As we approached the ski lift for our first run of the day, I let the cool breeze whip at my bare cheeks and I took in the site of tall white cliffs that wore piercing evergreen trees as accessories. I hadn't been skiing since I was 13. In the past few years, I'd tried getting into snowboarding, although I wasn't that good. Brian and I decided after years of snowboarding, we should give skiing a go. I was sure I would be fine transitioning to skiing, but I was still a bit nervous. I could feel the fear burning in the pit of my stomach as our turn to get on the lift got closer and closer. I was afraid . . . but I'd never admit it. I'm somewhere in between my two sisters. I'm the one who often acts brave but the pace of my heartbeat would tell otherwise.

I looked down at Chloe and saw that her eyes were brimming with tears. I asked her if she was okay.

"I don't want to get on the lift! I'm afraid of heights," she cried.

My mom comforted her while I tried to be all profound and said, "It's okay, Chlo. It's good to do things that scare us."

We persuaded Chloe to get on the lift. She kept her eyes closed the whole time. On our first run down, Chloe picked up speed and couldn't stop. She sat down and Brian skied down the mountain with all his might, trying to catch her. After some coaching from Brian, Chlo figured out the magical slowing down power of plowing. We went on a few more runs. Chloe looked more confident. She was no longer afraid. I even thought she was maybe enjoying herself.



When we reached the end of the day with only a few minutes left until the lifts would close, we decided to head in to the lodge and return our ski rentals.

Chloe tugged on my glove and said with excitement, "Will you go one last time with me?"

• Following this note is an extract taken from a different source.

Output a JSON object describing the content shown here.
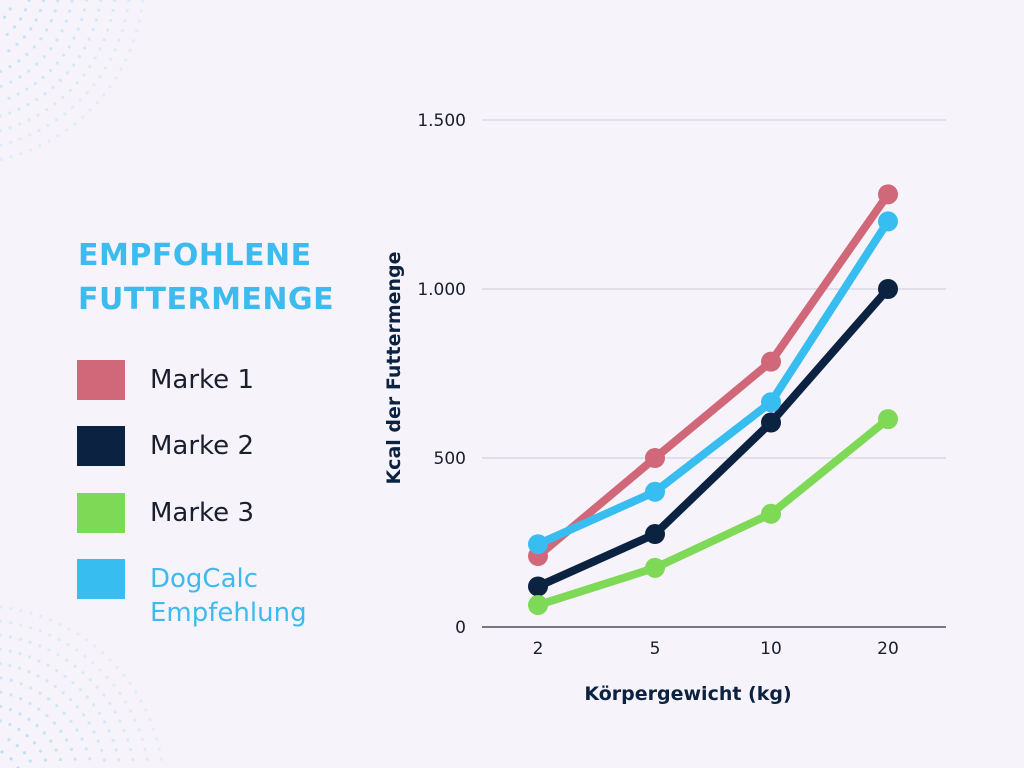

I was thrilled to hear her ask. We hurried for the lift (she still closed her eyes) and took one last ride. She looked so graceful and had a perfect run. On the car ride back home, Chloe kept asking my mom when they could go skiing again.

Oh, and you never would have guessed it was only my mom's second time skiing. She only fell once, and that one time occurred because she decided to run over me. So yeah, we both crashed pretty good on that one. Then she just sprawled out on the snow and laughed. I couldn't get too mad at her for the whole incident ;).